Bookstore and bakery Cheesecake and Crime is the Valley’s latest casualty

Cheesecake and Crime’s offerings included various flavors of cheesecake and literature. Now it is another victim of the economic downturn.
Courtesy of Cheesecake and Crime

Every time a bookstore closes, a broker in bundled subprime derivatives should be tossed from the roof of a government-rescued bank. Same goes when art museums and funky music venues go under.

"The economy," sighs Pam Main, owner of the Cheesecake and Crime bookstore, as she works the register on Saturday, the final day. "The recession was just too deep and wide for us to make it." The store, at Eastern and Horizon Ridge, lasted more than a year before bottoming out. It's becoming a scarily common story.

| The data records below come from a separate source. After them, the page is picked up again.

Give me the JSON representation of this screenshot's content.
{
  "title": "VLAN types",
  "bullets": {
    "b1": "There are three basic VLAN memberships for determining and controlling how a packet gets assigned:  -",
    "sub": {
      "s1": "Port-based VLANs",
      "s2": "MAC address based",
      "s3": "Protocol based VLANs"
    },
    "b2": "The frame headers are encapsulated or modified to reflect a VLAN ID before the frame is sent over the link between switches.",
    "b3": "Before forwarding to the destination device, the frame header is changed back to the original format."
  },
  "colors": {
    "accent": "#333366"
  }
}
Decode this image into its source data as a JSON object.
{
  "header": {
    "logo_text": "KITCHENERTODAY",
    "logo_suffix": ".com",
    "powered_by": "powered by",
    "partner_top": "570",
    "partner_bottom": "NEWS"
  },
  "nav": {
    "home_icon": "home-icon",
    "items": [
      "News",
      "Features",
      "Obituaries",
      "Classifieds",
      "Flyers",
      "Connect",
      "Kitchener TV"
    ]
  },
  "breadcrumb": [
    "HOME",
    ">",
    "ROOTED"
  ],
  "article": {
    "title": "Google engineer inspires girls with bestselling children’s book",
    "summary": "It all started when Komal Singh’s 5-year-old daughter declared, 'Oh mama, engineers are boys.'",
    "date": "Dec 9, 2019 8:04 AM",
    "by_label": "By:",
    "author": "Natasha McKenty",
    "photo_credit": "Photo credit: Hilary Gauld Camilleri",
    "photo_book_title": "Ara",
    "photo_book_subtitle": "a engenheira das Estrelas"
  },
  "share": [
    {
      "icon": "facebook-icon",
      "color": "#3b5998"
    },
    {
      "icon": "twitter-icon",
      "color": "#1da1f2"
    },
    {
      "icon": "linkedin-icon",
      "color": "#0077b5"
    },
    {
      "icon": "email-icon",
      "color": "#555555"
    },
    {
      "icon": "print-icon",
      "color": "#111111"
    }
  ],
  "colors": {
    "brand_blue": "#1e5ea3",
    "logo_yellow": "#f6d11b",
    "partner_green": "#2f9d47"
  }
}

The couple hundred books left in the small but friendly place are 75 percent off, the cheesecake is almost gone and the fixtures are priced to go—$50 for bookshelves, $40 for tables. Empty boxes sprawl from a corner, waiting to be filled. A dozen people mill around, raking through the remaining stock—whether you like your crime hard (Jim Thompson), boiled (Raymond Chandler) or both (James Ellroy); best-selling (James Patterson) or cat-fancying (Rita Mae Brown), there are still a few good last-minute buys.

Main seems to be keeping her spirits up; she banters jovially with her final day's worth of customers. Some ask about future plans; she says that they hope to use their website to continue selling the cheesecake, made by her husband, Lendall.

Three books in hand, I wait my turn at the counter. "You can go ahead of me," says the elderly gal who's up next; she has a sizable stack of books. "You don't have as many as I do—as many as you should have!" she adds with a laugh.

"Well," I replied, "I was in here yesterday." True enough; bought a couple of books then, too.

She was being funny and I was being glib, but she made an inadvertent point: Where was I six or eight months ago, when my patronage might've done some real good? I wasn't here; nor was I buying a membership at the Las Vegas Art Museum or kicking it to live music at Canvas Cafe, both now closed or closing as well. I was probably slabbed out on the couch, watching a rerun of Mansquito. It's sobering to realize how easily I took these places for granted, as if they could get by on my appreciation that they exist; can't only blame the bankers, I guess. The books come up to a few bucks, and I buy some cheesecake cookies, too. They're terrific.